После соответствующих звонков им Елены Борисовны мне был поставлен ультиматум: или я возвращаюсь в «логово» на Воинова, и притом немедленно, или последует сообщение маме. Не дожидаясь исполнения угрозы, я написал маме все как есть, в свете моего видения происшедшего. Ведь я в самом деле был влюблен! Ответ сестры был почти что нецензурным, и, в первую очередь, досталось Нине. Мама написала нам обоим, Нине и мне. Ее письмо было проникнуто любовью и заботой. Она просила Нину поберечь ее единственного сына и не дать ему наделать трудно исправимых глупостей. Что касается родственников, мне было запрещено «переступать порог их дома». Я этим нимало не огорчился: новая жизнь меня вполне устраивала. Дома у Нины было немало книг, которые я с интересом перелистывал. На одной из них — томике стихов Иосифа Уткина — обнаружил теплое посвящение автора.

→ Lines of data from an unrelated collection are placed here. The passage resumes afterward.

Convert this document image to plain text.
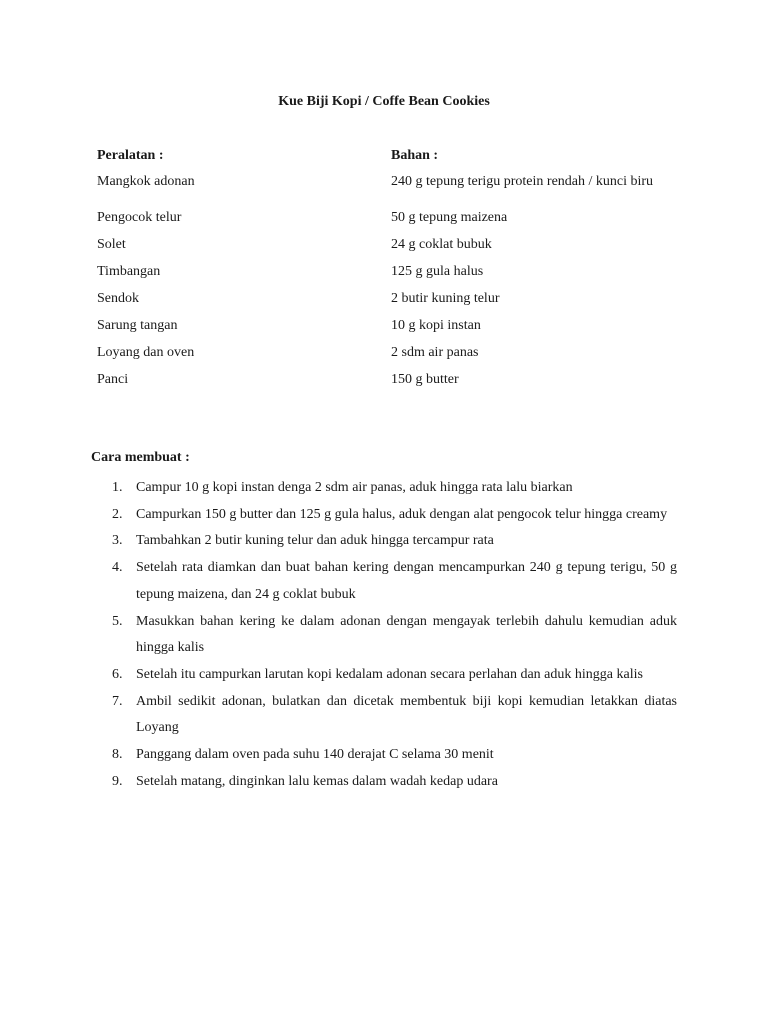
Kue Biji Kopi / Coffe Bean Cookies
Peralatan :	Bahan :
Mangkok adonan	240 g tepung terigu protein rendah / kunci biru
Pengocok telur	50 g tepung maizena
Solet	24 g coklat bubuk
Timbangan	125 g gula halus
Sendok	2 butir kuning telur
Sarung tangan	10 g kopi instan
Loyang dan oven	2 sdm air panas
Panci	150 g butter
Cara membuat :
1. Campur 10 g kopi instan denga 2 sdm air panas, aduk hingga rata lalu biarkan
2. Campurkan 150 g butter dan 125 g gula halus, aduk dengan alat pengocok telur hingga creamy
3. Tambahkan 2 butir kuning telur dan aduk hingga tercampur rata
4. Setelah rata diamkan dan buat bahan kering dengan mencampurkan 240 g tepung terigu, 50 g tepung maizena, dan 24 g coklat bubuk
5. Masukkan bahan kering ke dalam adonan dengan mengayak terlebih dahulu kemudian aduk hingga kalis
6. Setelah itu campurkan larutan kopi kedalam adonan secara perlahan dan aduk hingga kalis
7. Ambil sedikit adonan, bulatkan dan dicetak membentuk biji kopi kemudian letakkan diatas Loyang
8. Panggang dalam oven pada suhu 140 derajat C selama 30 menit
9. Setelah matang, dinginkan lalu kemas dalam wadah kedap udara
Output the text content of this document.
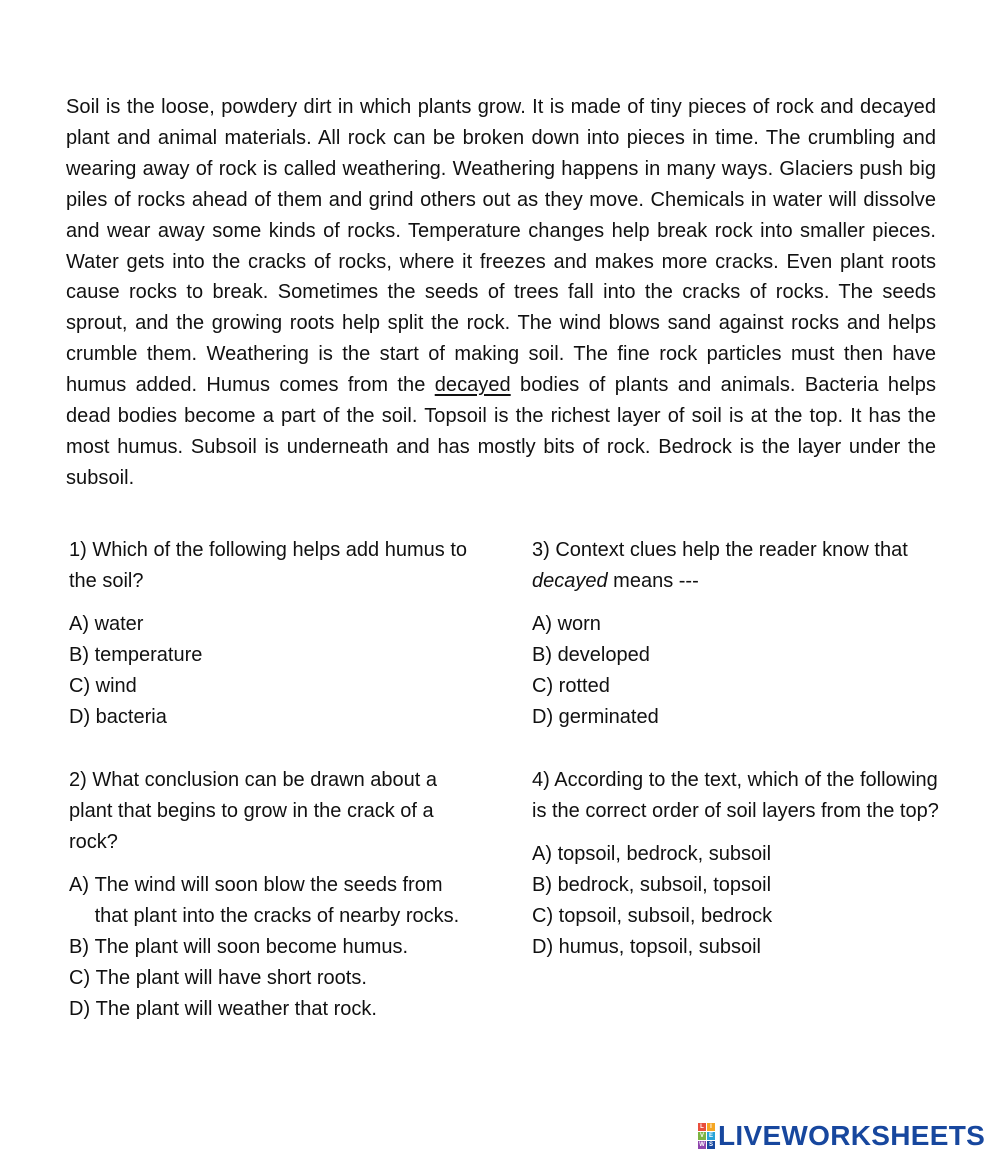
Soil is the loose, powdery dirt in which plants grow. It is made of tiny pieces of rock and decayed plant and animal materials. All rock can be broken down into pieces in time. The crumbling and wearing away of rock is called weathering. Weathering happens in many ways. Glaciers push big piles of rocks ahead of them and grind others out as they move. Chemicals in water will dissolve and wear away some kinds of rocks. Temperature changes help break rock into smaller pieces. Water gets into the cracks of rocks, where it freezes and makes more cracks. Even plant roots cause rocks to break. Sometimes the seeds of trees fall into the cracks of rocks. The seeds sprout, and the growing roots help split the rock. The wind blows sand against rocks and helps crumble them. Weathering is the start of making soil. The fine rock particles must then have humus added. Humus comes from the decayed bodies of plants and animals. Bacteria helps dead bodies become a part of the soil. Topsoil is the richest layer of soil is at the top. It has the most humus. Subsoil is underneath and has mostly bits of rock. Bedrock is the layer under the subsoil.
1) Which of the following helps add humus to the soil?
A) water
B) temperature
C) wind
D) bacteria
3) Context clues help the reader know that decayed means ---
A) worn
B) developed
C) rotted
D) germinated
2) What conclusion can be drawn about a plant that begins to grow in the crack of a rock?
A) The wind will soon blow the seeds from that plant into the cracks of nearby rocks.
B) The plant will soon become humus.
C) The plant will have short roots.
D) The plant will weather that rock.
4) According to the text, which of the following is the correct order of soil layers from the top?
A) topsoil, bedrock, subsoil
B) bedrock, subsoil, topsoil
C) topsoil, subsoil, bedrock
D) humus, topsoil, subsoil
L	I
V E
W S LIVEWORKSHEETS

Однажды, вернувшись с занятий, я застал у Нины незнакомого мне мужчину. В фуфайке, в ватных брюках, на ногах разбитые ботинки — он производил впечатление сломленного, больного и старого человека. «Это Поль Марсель», — сказала Нина. Мне все стало ясно.
Как-то Нина рассказала очень грустную историю о молодом французском композиторе Поле Марселе. Его отец Ив Марсель работал простым мастеровым на автомобильном заводе «Рено». В 1920 году он, жена и сын, уже известный в молодежных кругах Парижа сочинитель «шансонэ», приехали в Советскую Россию помогать строить социализм. Судьба свела Поля с Сергеем Есениным. Знал бы он, что этим роковым знакомством подписывает свой собственный приговор... В 1937 году по так называемому «делу Есенина» Поль был арестован. Десять лет лагерей — жес-
токая расплата за дружбу с неудобным для властей поэтом. Многие песни, сочиненные Полем Марселем уже в России, получили в последующие годы иное авторство.
Поль только что освободился из заключения и приехал в Ленинград «нелегально» — ему было запрещено жить во всех столицах и крупных областных центрах СССР. Даже проездом он не имел права останавливаться здесь хотя бы на одну ночь. В надежде на помощь своих старых друзей, Поль нарушил этот не по-человечески жестокий закон. Некоторых он уже не нашел, некоторые не пожелали открыть двери, а те, кто посмели, помочь ему не могли.
Как фронтовик я получил недавно «гуманитарную до-мощь» — почти новые ботинки с галошами. Протянул их Полю с одним лишь словом — «Возьмите». Он на меня внимательно посмотрел: «У тебя кто-то сидел?» — «Отец», — ответил я. Поль тут же надел ботинки, а старые, завернув в газету, положил в свой тощий мешок. Поблагодарив меня и на прощание обняв Нину, он молча ушел... Я долго не мог прийти в себя. Нина, прислонившись к дверному косяку, плакала. Чем я мог ее утешить? Нужно было воспринимать жизнь такой, какая она есть.
Нина оказалась хорошей портнихой. Желающих попасть к ней было много. В то время в Ленинграде впервые появились журналы мод, притом на немецком языке. Мои переводы помогали создавать новые модели платьев, эта работа хорошо оплачивалась. Кроме того, я прирабатывал, давая уроки немецкого поступающим в вузы. Иногда оплата производилась «натуральным продуктом», сегодня это назвали бы «бартерной сделкой». Не знаю, была ли счастлива Нина, но хорошее настроение ее редко покидало. Я же, наоборот, стал часто задумываться, все более понимая, что оказался снова в тупике, куда сам себя и загнал.
Так не хочется скомкать поспешностью
наш стыдливый и робкий роман.
Да хранит Вас Господь с Вашей внешностью
от меня, от любви и от ран...
Эти строки А.Вертинского приблизительно передают гамму моих тогдашних чувств и переживаний.